“Get out of my room,” she said with her hand her hip. “No, I’m not getting out or your room. I’m not your servant and you need to be respectful.” D’Andra pushed me and tried to force the door to close on me.

I walked into the living room to get a break and regroup. My brother, Leo rebuked me for not disciplining her after she drove my car last Saturday. “You should have grounded her,” he said. I had disciplined her and said, “She doesn’t go anywhere. What am I grounding her from?” D’Andra stays home when she is not in school. She has refused my multiple offers to take her to the movies, a water park, the zoo, the beauty salon or shopping for clothes. The only place she likes to go to is her favorite Thai restaurant, Sweet Siam.

Dealing with the constant emergency-level type situations such as her attempt to drive my car across the street and the steady, unsolicited advice from well-meaning people like my brother has me living in a high-stress zone that most people aren’t meant to survive in.

Trying to get help while you’re in this high-stress cycle of managing artificial emergencies created by a willful teenager with disabilities is a lonely road. I’ve been on the phone leaving numerous messages with mental health providers in Kansas City. The voice mail maze and un-returned calls speak volumes as to the low priority of my daughter’s needs.
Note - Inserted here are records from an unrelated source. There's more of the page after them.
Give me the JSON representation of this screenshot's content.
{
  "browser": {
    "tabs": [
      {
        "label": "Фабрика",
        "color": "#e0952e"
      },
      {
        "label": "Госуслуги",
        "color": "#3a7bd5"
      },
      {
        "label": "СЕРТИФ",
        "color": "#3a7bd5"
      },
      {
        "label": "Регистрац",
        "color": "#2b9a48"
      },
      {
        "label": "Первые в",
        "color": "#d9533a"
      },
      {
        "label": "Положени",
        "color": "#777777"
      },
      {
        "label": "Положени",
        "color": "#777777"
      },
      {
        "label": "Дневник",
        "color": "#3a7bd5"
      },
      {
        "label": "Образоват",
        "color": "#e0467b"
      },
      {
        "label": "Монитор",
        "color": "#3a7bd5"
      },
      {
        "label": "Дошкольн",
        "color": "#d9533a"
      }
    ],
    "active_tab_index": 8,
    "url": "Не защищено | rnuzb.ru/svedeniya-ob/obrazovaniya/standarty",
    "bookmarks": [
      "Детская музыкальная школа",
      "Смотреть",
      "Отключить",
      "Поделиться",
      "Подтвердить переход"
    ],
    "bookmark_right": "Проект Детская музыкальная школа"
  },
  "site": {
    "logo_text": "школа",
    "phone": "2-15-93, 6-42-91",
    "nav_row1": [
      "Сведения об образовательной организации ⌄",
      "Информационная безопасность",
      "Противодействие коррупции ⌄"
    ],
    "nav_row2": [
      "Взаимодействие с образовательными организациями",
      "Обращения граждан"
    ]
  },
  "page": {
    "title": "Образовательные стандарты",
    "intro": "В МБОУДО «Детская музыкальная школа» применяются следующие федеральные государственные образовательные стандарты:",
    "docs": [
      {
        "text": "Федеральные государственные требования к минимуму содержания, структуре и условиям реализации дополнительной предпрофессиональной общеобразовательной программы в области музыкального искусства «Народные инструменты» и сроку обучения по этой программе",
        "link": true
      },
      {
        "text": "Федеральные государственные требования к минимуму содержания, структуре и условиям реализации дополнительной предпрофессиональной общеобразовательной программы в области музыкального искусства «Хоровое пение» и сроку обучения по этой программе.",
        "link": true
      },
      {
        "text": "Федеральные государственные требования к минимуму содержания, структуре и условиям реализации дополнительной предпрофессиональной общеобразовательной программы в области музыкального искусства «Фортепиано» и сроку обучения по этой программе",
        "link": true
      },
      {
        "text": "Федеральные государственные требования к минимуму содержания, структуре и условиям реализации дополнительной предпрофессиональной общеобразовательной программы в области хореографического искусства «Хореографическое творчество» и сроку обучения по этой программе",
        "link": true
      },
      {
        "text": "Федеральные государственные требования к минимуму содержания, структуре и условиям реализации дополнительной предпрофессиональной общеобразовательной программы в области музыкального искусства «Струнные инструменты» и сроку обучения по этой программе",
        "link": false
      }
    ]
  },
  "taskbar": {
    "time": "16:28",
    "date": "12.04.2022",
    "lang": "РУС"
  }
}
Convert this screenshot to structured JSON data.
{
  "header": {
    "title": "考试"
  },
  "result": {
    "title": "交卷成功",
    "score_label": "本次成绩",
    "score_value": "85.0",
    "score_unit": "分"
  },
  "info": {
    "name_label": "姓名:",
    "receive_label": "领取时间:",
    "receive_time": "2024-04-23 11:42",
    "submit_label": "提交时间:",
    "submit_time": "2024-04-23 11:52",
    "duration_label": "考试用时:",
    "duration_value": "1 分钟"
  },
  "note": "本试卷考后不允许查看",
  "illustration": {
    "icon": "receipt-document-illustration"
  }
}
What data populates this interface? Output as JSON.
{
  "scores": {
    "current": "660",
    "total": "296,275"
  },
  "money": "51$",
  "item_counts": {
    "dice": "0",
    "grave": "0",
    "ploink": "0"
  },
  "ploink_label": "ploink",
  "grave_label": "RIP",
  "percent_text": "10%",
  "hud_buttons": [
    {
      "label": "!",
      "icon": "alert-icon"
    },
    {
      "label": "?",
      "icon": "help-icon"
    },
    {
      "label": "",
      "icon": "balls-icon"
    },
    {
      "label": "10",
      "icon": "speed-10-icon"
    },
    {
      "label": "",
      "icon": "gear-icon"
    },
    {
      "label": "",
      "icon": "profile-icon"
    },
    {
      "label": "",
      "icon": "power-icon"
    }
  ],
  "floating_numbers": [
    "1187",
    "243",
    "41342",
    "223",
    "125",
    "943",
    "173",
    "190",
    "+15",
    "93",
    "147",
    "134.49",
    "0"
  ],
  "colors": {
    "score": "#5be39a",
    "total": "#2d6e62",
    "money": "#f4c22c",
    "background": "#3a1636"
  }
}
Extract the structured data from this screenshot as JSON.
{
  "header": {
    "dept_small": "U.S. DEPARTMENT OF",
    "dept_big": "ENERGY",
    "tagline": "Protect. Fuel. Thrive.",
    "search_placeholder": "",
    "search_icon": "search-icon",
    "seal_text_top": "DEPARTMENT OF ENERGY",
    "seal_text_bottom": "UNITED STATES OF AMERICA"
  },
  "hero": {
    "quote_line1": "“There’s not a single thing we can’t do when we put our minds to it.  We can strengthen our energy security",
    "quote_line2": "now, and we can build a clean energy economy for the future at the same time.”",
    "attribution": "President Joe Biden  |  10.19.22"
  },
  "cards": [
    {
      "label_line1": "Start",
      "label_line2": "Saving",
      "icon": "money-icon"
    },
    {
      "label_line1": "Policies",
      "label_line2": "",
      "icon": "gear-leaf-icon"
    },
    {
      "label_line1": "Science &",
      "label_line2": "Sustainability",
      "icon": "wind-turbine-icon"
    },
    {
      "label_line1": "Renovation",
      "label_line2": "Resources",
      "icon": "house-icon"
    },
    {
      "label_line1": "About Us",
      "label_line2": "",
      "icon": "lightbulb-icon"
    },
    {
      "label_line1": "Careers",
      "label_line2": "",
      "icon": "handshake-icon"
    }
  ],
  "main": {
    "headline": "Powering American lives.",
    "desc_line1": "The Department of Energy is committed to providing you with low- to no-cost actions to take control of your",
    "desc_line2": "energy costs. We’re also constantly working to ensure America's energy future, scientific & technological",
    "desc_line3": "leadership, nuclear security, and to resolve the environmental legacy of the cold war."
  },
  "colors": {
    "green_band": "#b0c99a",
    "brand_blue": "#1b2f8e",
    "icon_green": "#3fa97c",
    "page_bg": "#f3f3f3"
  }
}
I’ve fought thoughts that she would be better without me and the stark loneliness. I cope by reading my Bible everyday, praying and writing down scriptures. I’ve been camping out in the book of Lamentations which isn’t you’re typical ‘happy clappy bless me’ book of the Bible.

Lamentations is just five chapters but the book was written by the prophet Jeremiah as he watched his nation become slaves of a pagan empire, Babylon. The book was written during the third deportation of the Israelites and the takeover of Jerusalem. The glorious, powerful nation of Israel was stripped of their identity and hurled into a foreign culture.

I’m not equating my little life skirmish with a nation of slaves but the anguish tinged with hope in the book is something I can relate to. I love this particular scripture,

Lamentations 3:22- 24 “Because of the Lord’s faithful love, we do not perish, for his mercies never end. They are new every morning; great is your faithfulness. I say, ‘The Lord is my portion, therefore I will put my hope in Him.'”

Today I woke up from last night’s fight with the knowledge that because of His faithful love, I’m not going to perish in this situation. He has new mercy for me and His faithfulness is great because the same daughter that told me off last night was cooperative and compliant when getting ready for school.

Today I know that the Lord is my portion which means He is walking me through this. He hasn’t dumped me because my life is too hard or complicated. He hasn’t rejected or abandoned me because their are no easy answers. He walks with me.

Because He walks with me, I will walk with her. I will walk with my daughter when she is yelling at me. I will walk with her and not reject her when she is acting out her own hyper anxieties. I will walk with her, believing for her and standing with her for God’s goodness just as He stands with me.

I may be captive to a circumstance I didn’t ask for, but with Him, I’m free to love, hope and receive mercy.